Son record du monde chez les minimes décroché il y a deux ans n’est pour elle qu’une étape, consciente de sa marge de progression encore énorme et qui peut l’amener très, très haut. Car il fallait atterrir “seulement” 18 centimètres plus loin cet été pour devenir championne d’Europe seniors… « J’ai toujours voulu aller plus loin, encore et encore. Tant que je ne vais pas encore dépasser ce record-là, je vais travailler, travailler, travailler. » Pour revenir également au niveau qui était le sien à ce moment-là, elle qui revient d’une dernière année quasi blanche, minée par des petits pépins physiques liés à la croissance de son corps. « Mais maintenant, je suis beaucoup mieux », embraye-t-elle. « Et ce record, je veux le battre, aller plus loin. Je ne me satisfais pas de ça. J’estime être capable d’encore plus. » Alors qu’elle n’a pas participé aux Championnats d’Europe jeunesse en juillet dernier à cause de blessures (cheville, hanche) – et ne pouvait pas jusqu’alors prendre part aux compétitions seniors (16 ans minimum) -, Heather Arneton va désormais avoir la possibilité de se frotter à des athlètes beaucoup plus proches de son niveau réel. Avec peut-être, en ligne de mire, les Championnats d’Europe 2020 à Charléty ? « Avec le coach, on n’a pas encore vraiment regardé le calendrier des compétitions, on avance petit à petit. » En tout cas, ce statut de nouvelle pépite de l’athlé français, la Francilienne le prend « avec plaisir ». « Ça ne me dérange pas du tout cet engouement. Ҫa faisait un moment que je n’avais plus fait d’interview par exemple. Mais c’est vrai que parfois je préfèrerais être une petite souris pour pouvoir faire mon truc de mon côté. Je n’aime pas trop être au centre de l’attention, je préfère travailler discrètement avec mon coach que de parler. » Mais pas simple, avec son 1,78 m, de vouloir passer inaperçue.

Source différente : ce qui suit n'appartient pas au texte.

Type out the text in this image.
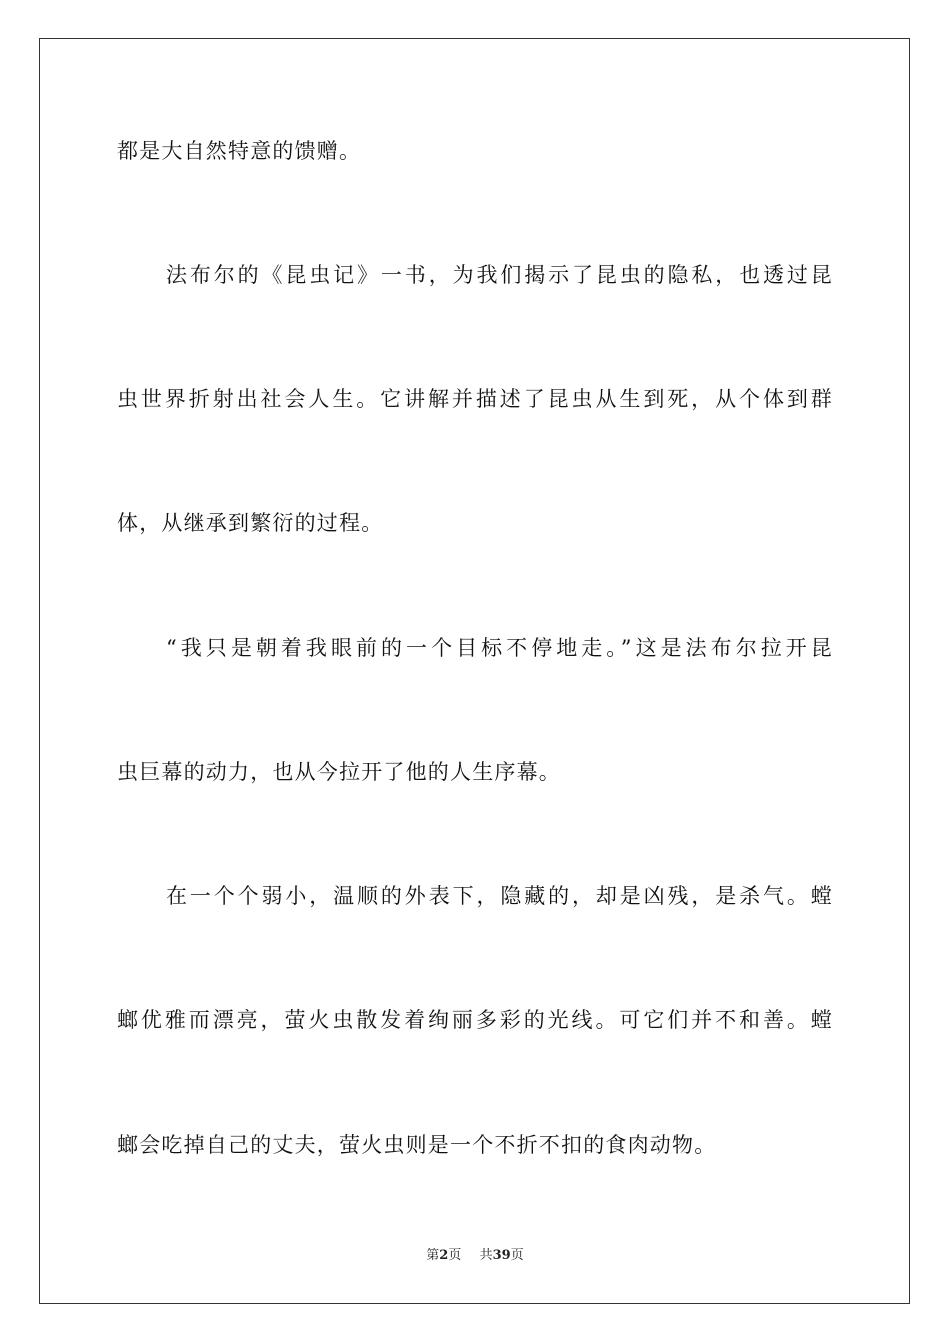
都是大自然特意的馈赠。
法布尔的《昆虫记》一书，为我们揭示了昆虫的隐私，也透过昆
虫世界折射出社会人生。它讲解并描述了昆虫从生到死，从个体到群
体，从继承到繁衍的过程。
“我只是朝着我眼前的一个目标不停地走。”这是法布尔拉开昆
虫巨幕的动力，也从今拉开了他的人生序幕。
在一个个弱小，温顺的外表下，隐藏的，却是凶残，是杀气。螳
螂优雅而漂亮，萤火虫散发着绚丽多彩的光线。可它们并不和善。螳
螂会吃掉自己的丈夫，萤火虫则是一个不折不扣的食肉动物。
第2页 共39页
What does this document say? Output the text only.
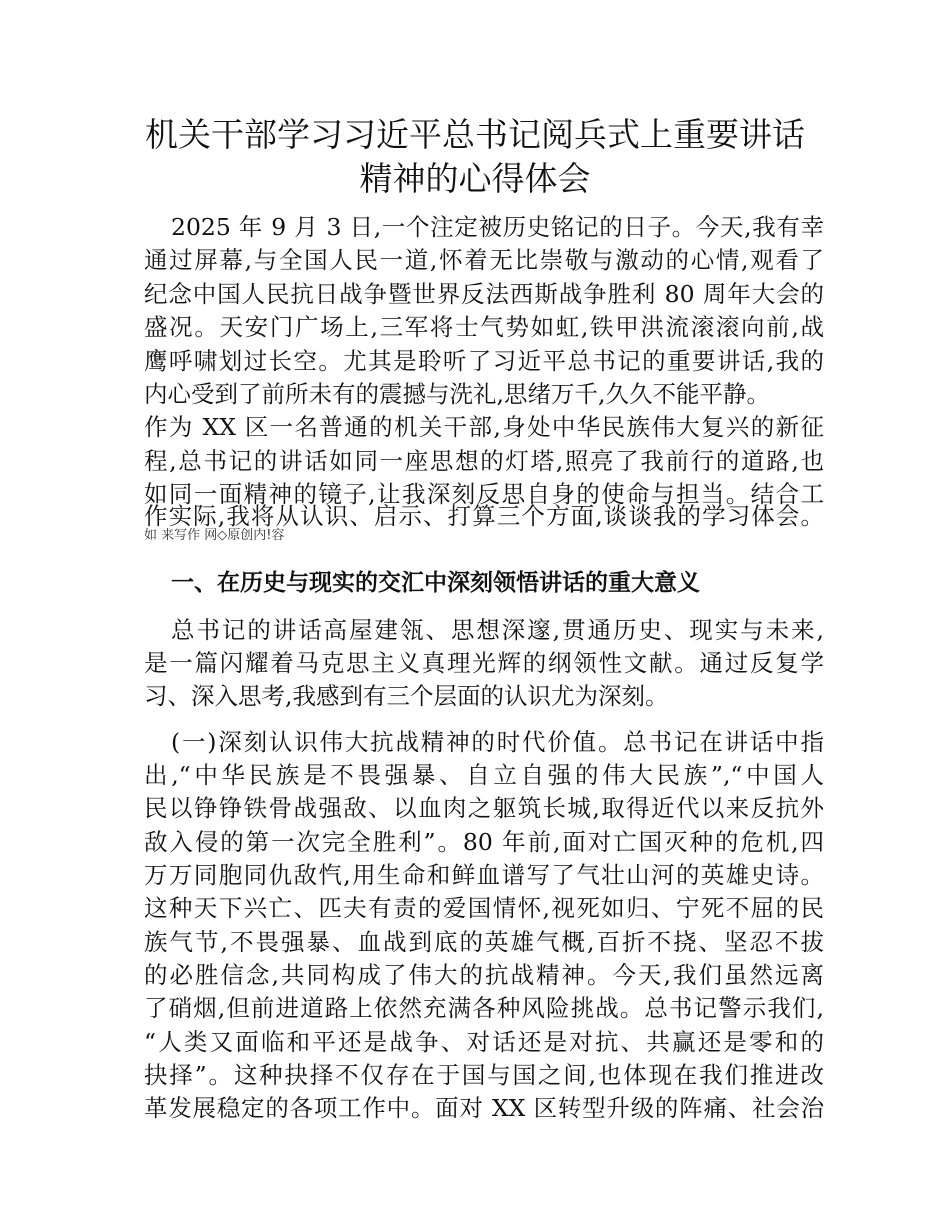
机关干部学习习近平总书记阅兵式上重要讲话
精神的心得体会

2025 年 9 月 3 日,一个注定被历史铭记的日子。今天,我有幸

通过屏幕,与全国人民一道,怀着无比崇敬与激动的心情,观看了

纪念中国人民抗日战争暨世界反法西斯战争胜利 80 周年大会的

盛况。天安门广场上,三军将士气势如虹,铁甲洪流滚滚向前,战

鹰呼啸划过长空。尤其是聆听了习近平总书记的重要讲话,我的

内心受到了前所未有的震撼与洗礼,思绪万千,久久不能平静。

作为 XX 区一名普通的机关干部,身处中华民族伟大复兴的新征

程,总书记的讲话如同一座思想的灯塔,照亮了我前行的道路,也

如同一面精神的镜子,让我深刻反思自身的使命与担当。结合工

作实际,我将从认识、启示、打算三个方面,谈谈我的学习体会。

如 来写作 网◇原创内!容

一、在历史与现实的交汇中深刻领悟讲话的重大意义

总书记的讲话高屋建瓴、思想深邃,贯通历史、现实与未来,

是一篇闪耀着马克思主义真理光辉的纲领性文献。通过反复学

习、深入思考,我感到有三个层面的认识尤为深刻。

(一)深刻认识伟大抗战精神的时代价值。总书记在讲话中指

出,“中华民族是不畏强暴、自立自强的伟大民族”,“中国人

民以铮铮铁骨战强敌、以血肉之躯筑长城,取得近代以来反抗外

敌入侵的第一次完全胜利”。80 年前,面对亡国灭种的危机,四

万万同胞同仇敌忾,用生命和鲜血谱写了气壮山河的英雄史诗。

这种天下兴亡、匹夫有责的爱国情怀,视死如归、宁死不屈的民

族气节,不畏强暴、血战到底的英雄气概,百折不挠、坚忍不拔

的必胜信念,共同构成了伟大的抗战精神。今天,我们虽然远离

了硝烟,但前进道路上依然充满各种风险挑战。总书记警示我们,

“人类又面临和平还是战争、对话还是对抗、共赢还是零和的

抉择”。这种抉择不仅存在于国与国之间,也体现在我们推进改

革发展稳定的各项工作中。面对 XX 区转型升级的阵痛、社会治
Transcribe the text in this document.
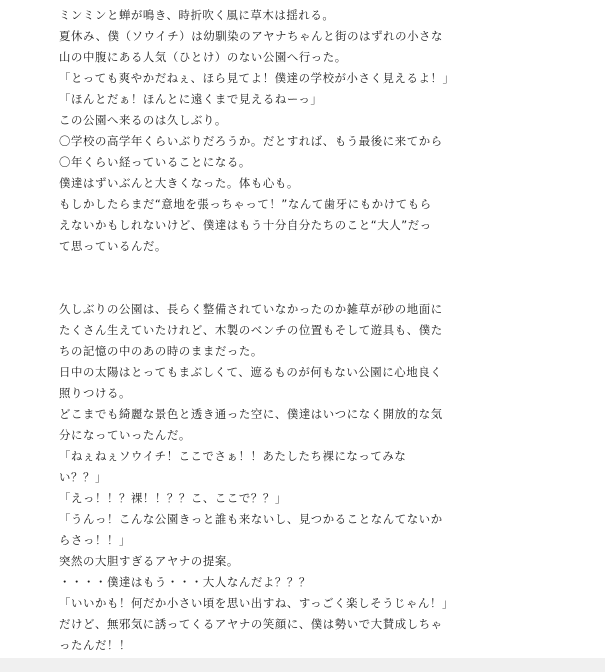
ミンミンと蝉が鳴き、時折吹く風に草木は揺れる。
夏休み、僕（ソウイチ）は幼馴染のアヤナちゃんと街のはずれの小さな
山の中腹にある人気（ひとけ）のない公園へ行った。
「とっても爽やかだねぇ、ほら見てよ！僕達の学校が小さく見えるよ！」
「ほんとだぁ！ほんとに遠くまで見えるねーっ」
この公園へ来るのは久しぶり。
〇学校の高学年くらいぶりだろうか。だとすれば、もう最後に来てから
〇年くらい経っていることになる。
僕達はずいぶんと大きくなった。体も心も。
もしかしたらまだ“意地を張っちゃって！”なんて歯牙にもかけてもら
えないかもしれないけど、僕達はもう十分自分たちのこと“大人”だっ
て思っているんだ。
久しぶりの公園は、長らく整備されていなかったのか雑草が砂の地面に
たくさん生えていたけれど、木製のベンチの位置もそして遊具も、僕た
ちの記憶の中のあの時のままだった。
日中の太陽はとってもまぶしくて、遮るものが何もない公園に心地良く
照りつける。
どこまでも綺麗な景色と透き通った空に、僕達はいつになく開放的な気
分になっていったんだ。
「ねぇねぇソウイチ！ここでさぁ！！あたしたち裸になってみな
い？？」
「えっ！！？裸！！？？こ、ここで？？」
「うんっ！こんな公園きっと誰も来ないし、見つかることなんてないか
らさっ！！」
突然の大胆すぎるアヤナの提案。
・・・・僕達はもう・・・大人なんだよ？？？
「いいかも！何だか小さい頃を思い出すね、すっごく楽しそうじゃん！」
だけど、無邪気に誘ってくるアヤナの笑顔に、僕は勢いで大賛成しちゃ
ったんだ！！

À Paris 2024, s’amuser et voir doré

« Ce serait tellement bien d’y participer ! Ce sera chez nous, il faut en profiter, car c’est une chance incroyable. Ce n’est pas tous les jours quand même. J’espère vraiment les faire ces Jeux, surtout que toute ma famille – en Martinique, en métropole, un peu partout – pourra venir me voir. Même si c’est encore un peu loin, je bosse pour ça. » D’autant qu’Arneton aura 22 ans lorsque les Jeux olympiques débarqueront à Paris. Et elle sera en pleine force de l’âge. « Moi, si j’y participe, ce sera forcément avec l’ambition d’y décrocher une médaille d’or. Après, je voudrais surtout y prendre beaucoup de plaisir, m’amuser, parce que c’est quand on prend du plaisir que l’on arrive à faire des perfs. »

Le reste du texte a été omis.